This series takes you from zero to hero with the latest and greatest cloud data warehousing platform, Snowflake.
A critical part of any data warehouse is how new data is brought in and prepared for consumption. Depending on the order of events, this process is known either as ETL or ELT. So, what do these acronyms mean?
ETL is the process of extracting data from source system(s), transforming it and loading it into the data warehouse. Meanwhile, ELT swaps the latter two, loading the data into the data warehouse before performing any transformations.
Extract the data from the source system. This could be anything from turning an Excel file into a CSV file to a lengthy process extracting all data from a legacy system into a series of compressed files.
Transform the data into the desired structure for the data warehouse. This includes cleansing data, joining data sources, pivoting and any other modifications.
Load the data into the data warehouse.
A Basic Use Case
Let’s consider a very basic example. I have a spreadsheet with 1 million rows of data spanning 200 columns, and I want to load it into a data warehouse. However, I am only interested in 20 columns and 100,000 specific rows of data.
In an ETL approach, I would remove the undesired columns from my Excel file and filter down to my desired 100,00 rows before saving the file as a CSV and loading it into a data warehouse.
In an ELT approach, I would save the file as a CSV and load it into a data warehouse first. I would then create another table in my data warehouse and insert only the columns and rows I desire.
Most legacy systems opt for the ETL approach, and there are many advantages to doing so. Before I continue, this is not an exhaustive list of advantages, and people will always have their own preferences and experiences in either direction. The following is a list of three advantages that I have experienced personally with ETL:
- Transforming the data before loading it allows for optimisation of the data load by cleansing the data and transforming it into a more accessible format.

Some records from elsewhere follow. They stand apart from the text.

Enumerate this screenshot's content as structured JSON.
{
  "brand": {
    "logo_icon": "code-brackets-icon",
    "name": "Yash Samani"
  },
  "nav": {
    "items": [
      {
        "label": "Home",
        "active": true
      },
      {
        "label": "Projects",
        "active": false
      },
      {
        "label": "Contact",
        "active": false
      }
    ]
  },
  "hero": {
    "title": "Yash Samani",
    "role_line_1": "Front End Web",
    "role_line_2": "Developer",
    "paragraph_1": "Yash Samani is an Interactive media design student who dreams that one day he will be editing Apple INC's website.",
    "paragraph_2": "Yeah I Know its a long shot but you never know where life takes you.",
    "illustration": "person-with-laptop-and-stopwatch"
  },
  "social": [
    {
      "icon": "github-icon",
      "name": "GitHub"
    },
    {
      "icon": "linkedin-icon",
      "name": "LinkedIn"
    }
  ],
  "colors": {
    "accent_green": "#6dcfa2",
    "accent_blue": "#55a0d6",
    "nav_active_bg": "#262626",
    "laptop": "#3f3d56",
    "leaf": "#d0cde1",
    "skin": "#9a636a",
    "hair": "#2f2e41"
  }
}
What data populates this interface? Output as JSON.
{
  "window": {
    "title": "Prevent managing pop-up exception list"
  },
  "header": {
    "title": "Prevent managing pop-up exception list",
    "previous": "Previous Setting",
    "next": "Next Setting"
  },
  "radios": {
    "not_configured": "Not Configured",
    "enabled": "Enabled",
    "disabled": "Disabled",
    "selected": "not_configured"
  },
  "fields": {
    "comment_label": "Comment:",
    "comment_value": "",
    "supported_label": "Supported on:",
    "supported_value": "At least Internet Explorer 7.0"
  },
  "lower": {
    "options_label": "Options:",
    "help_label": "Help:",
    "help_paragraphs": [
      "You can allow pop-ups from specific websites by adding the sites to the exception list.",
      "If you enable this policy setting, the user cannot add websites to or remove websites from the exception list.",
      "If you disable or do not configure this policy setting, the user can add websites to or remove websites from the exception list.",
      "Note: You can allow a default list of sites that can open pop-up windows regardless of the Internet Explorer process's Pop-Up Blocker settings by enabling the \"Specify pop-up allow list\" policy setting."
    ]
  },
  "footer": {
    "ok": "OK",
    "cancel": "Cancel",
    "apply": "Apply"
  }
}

- The person performing the ETL may not be familiar with the new data warehouse and can apply their expertise by transforming the data before touching the new system, including the use of any other tools with which they are already familiar.
- Resources in the new data warehouse are not spent on unrequired storage or strenuous transformations, which can be critical if the data warehouse has limited resources, or the resources are needed for another function, such as business intelligence.
With the recent advances in technology and the shift to cloud-based data warehousing, ELT approaches have become far more common and advantageous. This is mainly due to the ability of cloud-based data warehouses to dynamically scale the available resources and separate them completely from other intended purposes. This vastly diminishes the resource concerns for both storing the raw data and transforming it into a preferred structure.
Consider how Snowflake separates Storage from Compute and allows unlimited amounts of each. There is very little downside to storing raw data within Snowflake and leveraging Snowflake’s compute power to transform that raw data into a preferred structure. The storage costs are low, and storage does not compete with other purposes. Meanwhile, the compute resource can turn on/off and scale up/down automatically to execute transformations efficiently and keep costs low. This is especially cost effective when you consider the amount of resources required to transform the data in a legacy system before loading it in.
So, Which Order Should You Go in?
This question will always lean toward the side of user preference. Many people feel strongly one way or the other, and both can be effective tools to ingest data into a data warehouse. Personally, I would recommend ELT if using cloud-based data warehouses such as Snowflake. For me, the benefits far outweigh the drawbacks, and cloud-based transformation tools like FiveTran and Matillion make the process even easier to automate and explore.